Então terei que ser eu irracional ou inanimada?

15/11/2023

Do(r)lente

as dores do mundo não são minhas
confundo dores alheias com minhas dores
minha dores assim se tornam pequenas
insuficientes para serem dores
e minha dores
ainda que doídas
não são cuidadas
absorvo tantas dores há tanto tempo
que mal sei como doem minhas dores
e agora elas doem tanto
sufocadas pelos meus descuidos
que parecem feridas abertas no corpo todo

03/10/2023

Cura

Luedji Luna
Mar
Clarice Lispector
Barra de Mamanguape
Amizades
Alfaia
Lua Cheia
Dançar
Yoga
Cozinhar
Bicicleta
Beautiful Chorus
Escrever
e entre algumas outras coisas,
Você.

19/09/2023

Escritório

Entro um pouco depois de 22h no prédio e já me sinto aquecida. O frio dessa cidade me faz gostar um pouco daqui, no entanto me reconheço mais triste. Enquanto penso, vou subindo dois lances de escada e vem uma pontada de cólica. Pauso. Subo mais um lance de escada. Pauso. Tal qual tem sido meus dias. Um por vez. Subo o último lance de escada. Procuro a chave, abro o apartamento, entro. Lembro mais uma vez da sensação de desamparo que é estar em casa e não se sentir em casa. Logo eu, que quis tanto a minha casa, móveis, plantas, som, paz. Como não me sinto feliz? Por que não me sinto feliz? Apoio a bolsa no sofá, tiro a roupa, vou ao banheiro, faço xixi e penso em dormir para esquecer. Mas nem dormir tem sido bom. Logo eu, que sempre dormi tanto e tão bem.
Levanto e decido ir ao escritório escrever. Escrever sempre me salvou. Então abro a porta e me vejo deitada em posição fetal. No chão frio e no escuro. Me vejo com um medo de criança, como se houvessem fantasmas, monstros, bichos. Como se a fantasia fosse a realidade e ninguém abrisse a porta, tão pouco acendesse a luz. Eu não grito nem me movo, encolhida permaneço olhando o escuro abraçada ao medo. Em pé com a mão no trinco me fito deitada, me vejo tremer de frio e dor. Não sei o que fazer comigo. Essa é uma angústia velha, eu não sei o que estou fazendo comigo. Me demoro tanto olhando atônita que começo a sentir também frio e tremores. Em pé ancorada no trinco gelado da porta nesse frio campinense na merda desse apartamento só meu. Que diabos de sonho foi esse que eu desejei? Esse sonho é meu? Essa cidade, esse emprego, esse apartamento, esse frio?
Busco o cobertor no quarto e enrolada volto ao escritório. Acendo a luz.

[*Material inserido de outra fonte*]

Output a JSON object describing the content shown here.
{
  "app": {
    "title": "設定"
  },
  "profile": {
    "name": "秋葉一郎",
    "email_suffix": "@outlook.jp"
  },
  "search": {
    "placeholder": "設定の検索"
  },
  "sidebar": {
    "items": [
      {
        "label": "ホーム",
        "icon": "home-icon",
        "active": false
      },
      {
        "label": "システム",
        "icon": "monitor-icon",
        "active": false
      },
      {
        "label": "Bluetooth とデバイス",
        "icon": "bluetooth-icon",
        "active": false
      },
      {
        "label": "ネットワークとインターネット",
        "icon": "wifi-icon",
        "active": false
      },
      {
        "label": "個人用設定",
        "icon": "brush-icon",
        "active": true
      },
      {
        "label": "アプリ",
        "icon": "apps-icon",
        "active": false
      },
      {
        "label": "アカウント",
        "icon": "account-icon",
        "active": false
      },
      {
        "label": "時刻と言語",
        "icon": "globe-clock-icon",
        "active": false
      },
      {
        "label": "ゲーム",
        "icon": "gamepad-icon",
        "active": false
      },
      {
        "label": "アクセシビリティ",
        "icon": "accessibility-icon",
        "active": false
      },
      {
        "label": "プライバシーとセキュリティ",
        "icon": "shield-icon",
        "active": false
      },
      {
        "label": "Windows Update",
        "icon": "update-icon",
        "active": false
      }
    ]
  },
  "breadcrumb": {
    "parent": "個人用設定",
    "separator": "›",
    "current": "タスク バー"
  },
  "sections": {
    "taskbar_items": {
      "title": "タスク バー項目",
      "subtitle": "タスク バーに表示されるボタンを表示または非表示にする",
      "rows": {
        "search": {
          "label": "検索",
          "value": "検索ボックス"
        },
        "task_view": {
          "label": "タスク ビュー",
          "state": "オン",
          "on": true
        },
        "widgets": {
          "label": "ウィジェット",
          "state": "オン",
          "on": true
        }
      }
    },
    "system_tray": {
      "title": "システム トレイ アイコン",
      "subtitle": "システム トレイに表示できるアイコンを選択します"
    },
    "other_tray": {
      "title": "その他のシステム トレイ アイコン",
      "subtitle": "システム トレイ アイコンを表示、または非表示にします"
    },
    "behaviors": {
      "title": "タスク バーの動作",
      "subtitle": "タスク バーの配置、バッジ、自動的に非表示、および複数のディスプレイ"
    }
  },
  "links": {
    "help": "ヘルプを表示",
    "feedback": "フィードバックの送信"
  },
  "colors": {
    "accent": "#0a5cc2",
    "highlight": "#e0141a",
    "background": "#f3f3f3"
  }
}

Me aproximo de mim e penso em me perguntar o que preciso, mas sei que não conseguiria responder. Quando nada rompe o silêncio, o que mais vale são os gestos. Deito comigo mesma, em conchinha, nos cubro com o cobertor que abarca essas eus pequenas, magras, medrosas, tristes e que já não sabem o que é temperatura, o que é físico, o que é emocional e o que é realidade. Deitadas ficamos até nos aquecermos, abraçadas. O frio passa depois de um longo tempo. Já não trememos. Então minha eu vira de frente para mim e nos olhamos nos olhos, tão fundo que só se pode olhar assim para quem muito conhecemos. Tão fundo que enxergamos a resposta. Não temos respostas. Nossos olhares são desespero e angústia, mas já não temos frio. Já não estamos no quarto escuro e trancado.
A mulher que sou continua deitada com a criança mulher, olhando com e nos olhos inchados de tantas lágrimas. Há um cobertor de amor nos cobrindo, que serve por enquanto para não morrermos. É o suficiente. Se eu me salvei da morte do frio, eu vou me salvar dessa tristeza que parece ser infinda.

12/09/2023

Depressão

Ela foi crescendo paulatinamente, sem que eu percebesse, como uma sombra. Certo dia já fazia parte de mim, certo dia eu chorava todos os dias, certo dia eu não conseguia chorar, certo dia o silêncio dormia comigo, certo dia eu já não lembrava do som do meu grito, certo dia eu sequer sabia o que era pedir ajuda, certo dia a vida pareceu muito longa com menos de trinta, certo dia achei que não nasci pra ser feliz, certo dia tive certeza que não fui feita para ser amada, certo dia a vida sequer brilhava olhando pro sol. Não sei quando começou, também nem imagino quando vai cessar. Enquanto isso, busco os dias errados, driblo tal qual uma criança fugindo do pega-pega, finjo que não me tomou, imagino que me pertenço. Até (re)encontrar quem eu sou - sem ela.